Suggestions for the Results Section
Conduct the appropriate analyses on your data and present your findings in paragraph form with the aid of graphs and/or tables as needed. Typically, for this type of experiment one would report:
- Determination of threshold voltage
- The maximum CAP amplitude
- Determination of the refractory period
- Calculation of conduction velocity
- Sensitivity of conduction velocity on Temperature (with Q10)
- Threshold voltage for forward vs reverse stimulation (bidirectionality)
- Stimulus strength vs. duration relationship
Questions for Thought:
- How does a CAP differ from a single action potential? Would you see any differences in your data between the two?

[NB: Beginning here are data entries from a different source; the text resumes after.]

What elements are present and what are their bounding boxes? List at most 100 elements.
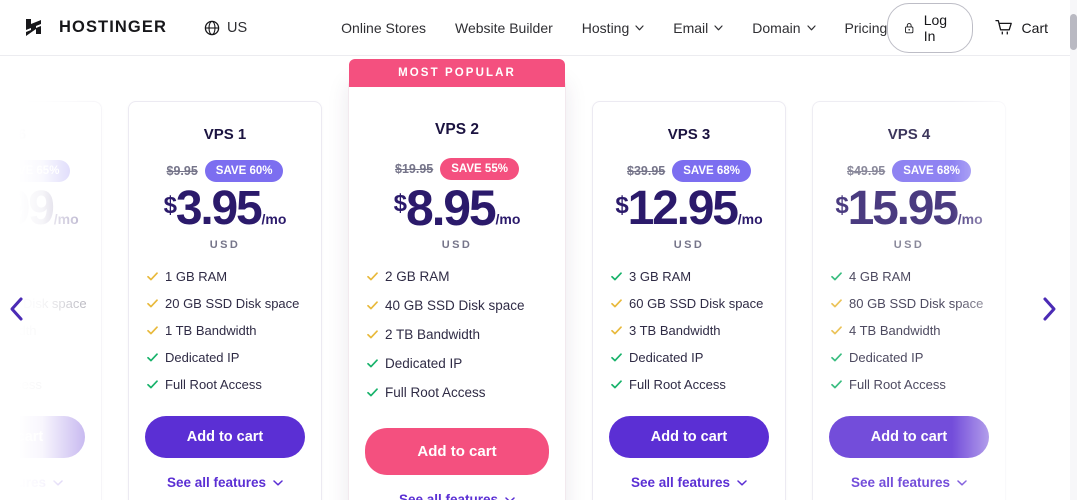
- feature-label: 80 GB SSD Disk space: [849, 296, 984, 311]
- add-to-cart-button[interactable]: Add to cart: [0, 416, 85, 458]
- currency-symbol: $: [393, 190, 407, 217]
- pricing-card-vps-1: VPS 1 $9.95 SAVE 60% $3.95/mo USD 1 GB RAM 20 …: [128, 101, 322, 500]
- feature-label: Dedicated IP: [165, 350, 240, 365]
- currency-symbol: $: [835, 192, 848, 219]
- pricing-card-track: VPS 6 $109.99SAVE 65% $38.99/mo USD 8 GB RAM…: [0, 56, 1006, 500]
- chevron-down-icon: [806, 24, 816, 30]
- login-label: Log In: [923, 11, 948, 44]
- chevron-down-icon: [957, 479, 967, 486]
- check-icon: [611, 353, 622, 362]
- see-all-features-label: See all features: [0, 475, 47, 490]
- feature-item: Full Root Access: [611, 377, 769, 392]
- chevron-down-icon: [635, 24, 644, 30]
- currency-symbol: $: [615, 192, 628, 219]
- nav-item-label: Hosting: [581, 19, 630, 36]
- plan-name: VPS 2: [435, 121, 479, 138]
- main-navigation: Online Stores Website Builder Hosting Email…: [341, 20, 887, 36]
- price-amount: 8.95: [405, 180, 497, 236]
- feature-label: Dedicated IP: [629, 350, 704, 365]
- nav-item-pricing[interactable]: Pricing: [845, 20, 888, 36]
- check-icon: [147, 326, 158, 335]
- nav-item-online-stores[interactable]: Online Stores: [341, 20, 426, 36]
- feature-label: 4 GB RAM: [849, 269, 912, 284]
- feature-item: Dedicated IP: [831, 350, 989, 365]
- check-icon: [147, 299, 158, 308]
- login-button[interactable]: Log In: [887, 2, 973, 53]
- nav-item-label: Email: [673, 19, 709, 36]
- feature-list: 8 GB RAM160 GB SSD Disk space6 TB Bandwi…: [0, 269, 87, 392]
- pricing-card-vps-3: VPS 3 $39.95 SAVE 68% $12.95/mo USD 3 GB RAM 6…: [592, 101, 786, 500]
- chevron-down-icon: [273, 479, 283, 486]
- feature-list: 3 GB RAM 60 GB SSD Disk space 3 TB Bandwid…: [609, 269, 769, 392]
- plan-name: VPS 3: [667, 126, 711, 143]
- see-all-features-link[interactable]: See all features: [145, 475, 305, 490]
- feature-item: 20 GB SSD Disk space: [147, 296, 305, 311]
- see-all-features-link[interactable]: See all features: [609, 475, 769, 490]
- nav-item-email[interactable]: Email: [673, 20, 723, 36]
- feature-item: Dedicated IP: [367, 356, 549, 371]
- old-price: $49.95: [847, 164, 886, 178]
- chevron-right-icon: [1043, 297, 1056, 321]
- see-all-features-link[interactable]: See all features: [0, 475, 85, 490]
- cta-container: Add to cart: [365, 428, 549, 475]
- save-badge: SAVE 65%: [0, 160, 71, 182]
- feature-label: 60 GB SSD Disk space: [629, 296, 764, 311]
- nav-item-label: Pricing: [844, 19, 888, 36]
- feature-label: 20 GB SSD Disk space: [165, 296, 300, 311]
- cta-container: Add to cart: [0, 416, 85, 458]
- feature-label: 40 GB SSD Disk space: [385, 298, 525, 313]
- save-badge: SAVE 68%: [672, 160, 751, 182]
- feature-label: Dedicated IP: [849, 350, 924, 365]
- nav-item-website-builder[interactable]: Website Builder: [455, 20, 553, 36]
- add-to-cart-button[interactable]: Add to cart: [829, 416, 989, 458]
- carousel-prev-button[interactable]: [2, 294, 32, 324]
- feature-label: Full Root Access: [629, 377, 726, 392]
- nav-item-domain[interactable]: Domain: [752, 20, 816, 36]
- feature-item: 4 GB RAM: [831, 269, 989, 284]
- currency-code: USD: [441, 239, 473, 251]
- scrollbar-thumb[interactable]: [1070, 14, 1077, 50]
- locale-selector[interactable]: US: [204, 20, 247, 36]
- feature-label: 6 TB Bandwidth: [0, 323, 37, 338]
- currency-code: USD: [209, 239, 241, 251]
- check-icon: [831, 353, 842, 362]
- current-price: $3.95/mo: [145, 185, 305, 233]
- see-all-features-link[interactable]: See all features: [829, 475, 989, 490]
- check-icon: [831, 272, 842, 281]
- current-price: $8.95/mo: [365, 183, 549, 233]
- currency-code: USD: [0, 239, 21, 251]
- page-scrollbar[interactable]: [1070, 0, 1077, 500]
- plan-name: VPS 1: [203, 126, 247, 143]
- feature-item: Dedicated IP: [611, 350, 769, 365]
- check-icon: [831, 326, 842, 335]
- price-period: /mo: [495, 211, 521, 227]
- add-to-cart-button[interactable]: Add to cart: [145, 416, 305, 458]
- most-popular-label: MOST POPULAR: [398, 67, 516, 79]
- feature-item: 3 GB RAM: [611, 269, 769, 284]
- feature-item: Full Root Access: [831, 377, 989, 392]
- feature-item: 4 TB Bandwidth: [831, 323, 989, 338]
- feature-item: 2 TB Bandwidth: [367, 327, 549, 342]
- locale-label: US: [227, 19, 248, 36]
- currency-symbol: $: [163, 192, 177, 219]
- nav-item-hosting[interactable]: Hosting: [582, 20, 644, 36]
- check-icon: [611, 326, 622, 335]
- check-icon: [147, 272, 158, 281]
- add-to-cart-button[interactable]: Add to cart: [365, 428, 549, 475]
- cart-button[interactable]: Cart: [994, 19, 1048, 36]
- feature-label: 2 GB RAM: [385, 269, 450, 284]
- current-price: $15.95/mo: [829, 185, 989, 233]
- brand-logo[interactable]: HOSTINGER: [24, 16, 167, 40]
- feature-label: 1 TB Bandwidth: [165, 323, 257, 338]
- feature-list: 1 GB RAM 20 GB SSD Disk space 1 TB Bandwid…: [145, 269, 305, 392]
- old-price: $19.95: [395, 162, 434, 176]
- nav-item-label: Website Builder: [454, 19, 553, 36]
- see-all-features-link[interactable]: See all features: [365, 492, 549, 500]
- add-to-cart-button[interactable]: Add to cart: [609, 416, 769, 458]
- check-icon: [611, 299, 622, 308]
- price-amount: 15.95: [847, 182, 959, 235]
- carousel-next-button[interactable]: [1034, 294, 1064, 324]
- feature-list: 4 GB RAM 80 GB SSD Disk space 4 TB Bandwid…: [829, 269, 989, 392]
- price-comparison-row: $19.95 SAVE 55%: [365, 158, 549, 180]
- check-icon: [831, 299, 842, 308]
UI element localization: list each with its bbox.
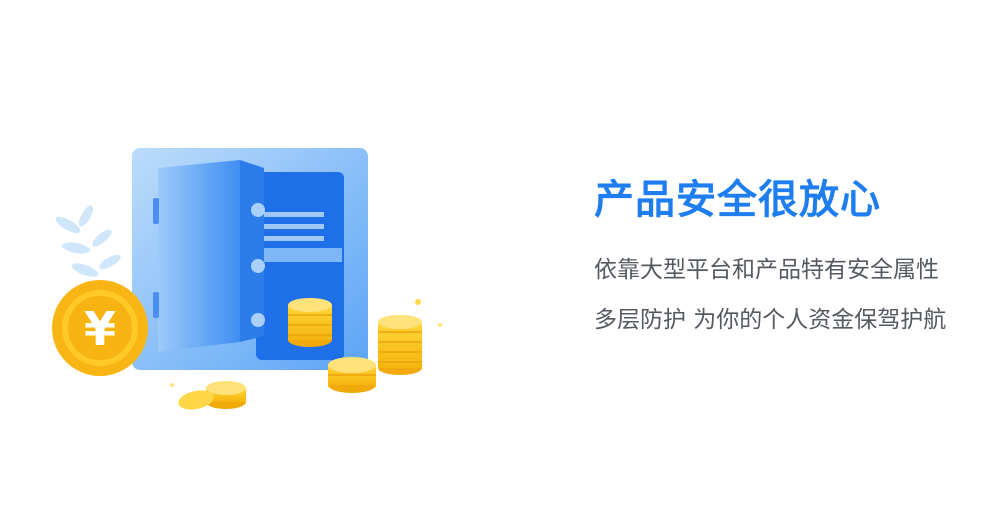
safe-with-coins-graphic: ¥ [52, 148, 442, 410]
feature-headline: 产品安全很放心 [594, 177, 881, 223]
yuan-coin-icon: ¥ [52, 280, 148, 376]
safe-illustration: ¥ [40, 130, 460, 430]
front-coin-stack [328, 357, 376, 393]
feature-description-line-1: 依靠大型平台和产品特有安全属性 [594, 257, 939, 283]
inner-coin-stack [288, 298, 332, 347]
feature-description-line-2: 多层防护 为你的个人资金保驾护航 [594, 307, 947, 333]
right-coin-stack [378, 315, 422, 375]
svg-text:¥: ¥ [84, 302, 116, 356]
feature-text-block: 产品安全很放心 依靠大型平台和产品特有安全属性 多层防护 为你的个人资金保驾护航 [594, 172, 994, 338]
safe-door [158, 160, 240, 352]
leaf-decoration [55, 205, 121, 277]
ground-coins [178, 381, 246, 410]
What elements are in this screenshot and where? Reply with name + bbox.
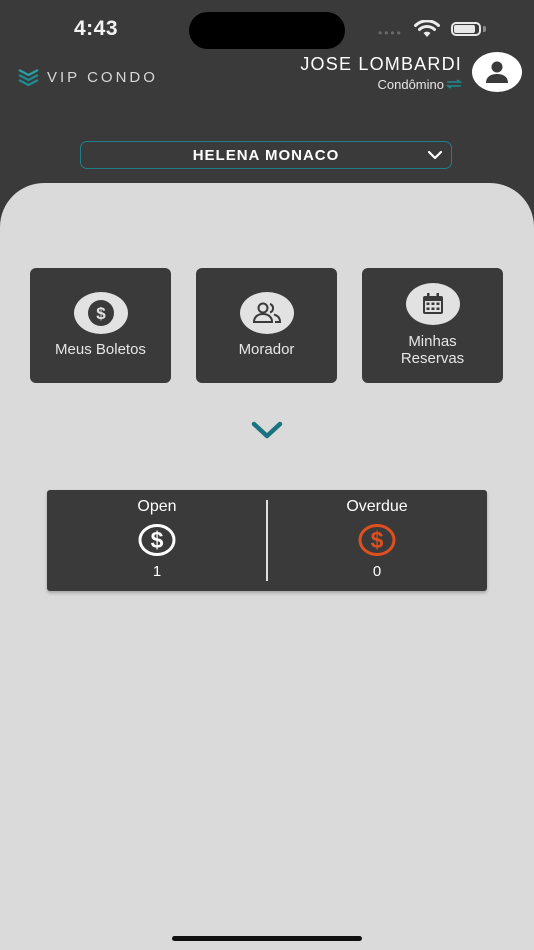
tile-label: Morador (238, 341, 295, 358)
avatar[interactable] (472, 52, 522, 92)
people-icon (239, 292, 294, 334)
tile-meus-boletos[interactable]: $ Meus Boletos (30, 268, 171, 383)
tile-label: Minhas Reservas (400, 333, 465, 367)
app-name: VIP CONDO (47, 68, 158, 86)
summary-overdue[interactable]: Overdue $ 0 (267, 490, 487, 591)
battery-tip (483, 26, 486, 32)
status-bar: 4:43 •••• (0, 0, 534, 60)
dollar-circle-icon: $ (138, 524, 176, 561)
summary-overdue-count: 0 (372, 563, 382, 580)
tile-morador[interactable]: Morador (196, 268, 337, 383)
home-indicator[interactable] (172, 936, 362, 941)
unit-select-value: HELENA MONACO (192, 146, 340, 164)
svg-text:$: $ (96, 304, 106, 323)
layers-logo-icon (18, 68, 39, 87)
status-time: 4:43 (74, 17, 119, 40)
summary-overdue-title: Overdue (346, 498, 408, 515)
expand-chevron-icon[interactable] (249, 418, 285, 447)
swap-icon[interactable] (445, 77, 463, 92)
calendar-icon (405, 283, 460, 325)
summary-open-count: 1 (152, 563, 162, 580)
chevron-down-icon (427, 148, 443, 167)
dynamic-island (189, 12, 345, 49)
boletos-summary-card: Open $ 1 Overdue $ 0 (47, 490, 487, 591)
tile-minhas-reservas[interactable]: Minhas Reservas (362, 268, 503, 383)
person-icon (486, 61, 508, 83)
app-logo: VIP CONDO (17, 65, 158, 89)
user-name: JOSE LOMBARDI (300, 54, 462, 74)
dollar-circle-icon: $ (358, 524, 396, 561)
cellular-signal-icon: •••• (378, 26, 403, 40)
dollar-icon: $ (73, 292, 128, 334)
user-info[interactable]: JOSE LOMBARDI Condômino (300, 54, 463, 92)
summary-open-title: Open (137, 498, 177, 515)
user-role: Condômino (377, 77, 445, 92)
unit-select[interactable]: HELENA MONACO (80, 141, 452, 169)
svg-text:$: $ (371, 527, 384, 553)
summary-open[interactable]: Open $ 1 (47, 490, 267, 591)
tile-label: Meus Boletos (55, 341, 146, 358)
user-role-switch[interactable]: Condômino (300, 77, 463, 92)
svg-text:$: $ (151, 527, 164, 553)
battery-icon (451, 22, 481, 36)
wifi-icon (414, 19, 440, 43)
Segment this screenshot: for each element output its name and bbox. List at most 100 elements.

- What is the cause of the relative refractory period? Briefly describe the cellular events that occur during the refractory period (Hint: Discuss the mechanism of repolarization). Explain the difference between the relative and absolute refractory periods. What evidence do you see of these phenomena in your data?
- Action potentials are said to be “all or none” responses. Why does the toad sciatic nerve give what looks like a graded response?
- What was the smallest voltage required to produce the maximum CAP? What proportion of the nerve fibers was excited to produce this response?
- Based on your calculation for CAP conduction velocity, how long would it take the CAP to travel the length of the sciatic nerve? Assume a total length of 10 cm. How could this be important for the animal?
- How does the temperature sensitivity of nerve conduction velocity compare to other physiological processes in the toad? If there is a difference, what are possible mechanisms that might cause the differences? Hint: You have already determined Q10 for cardiac (muscle) function in the toad.
- Why were you still able to elicit a CAP after reversing the direction of stimulation? How did the appearance of the frog CAP change in comparison to when it was in its original orientation? How do you explain this?
- What is happening in the nerve at the voltage-duration combinations that you are identifying as threshold? (Strength-duration experiment)
- Based on what you learned, what are the major factors involved in signal propagation through peripheral nerves in the toad? In vertebrates generally?
After Lab:
- This will be a group lab report.
- Please divide the work of writing the report by experiment, so that each person benefits from the experience of writing the intro, methods, results, and discussion. This will also ensure that the ideas are better connected between sections.
- Please think about effective figures for this interesting lab, and the results will jump out at you. It will also be easier to write the discussion.
- Please remember to include respective contributions.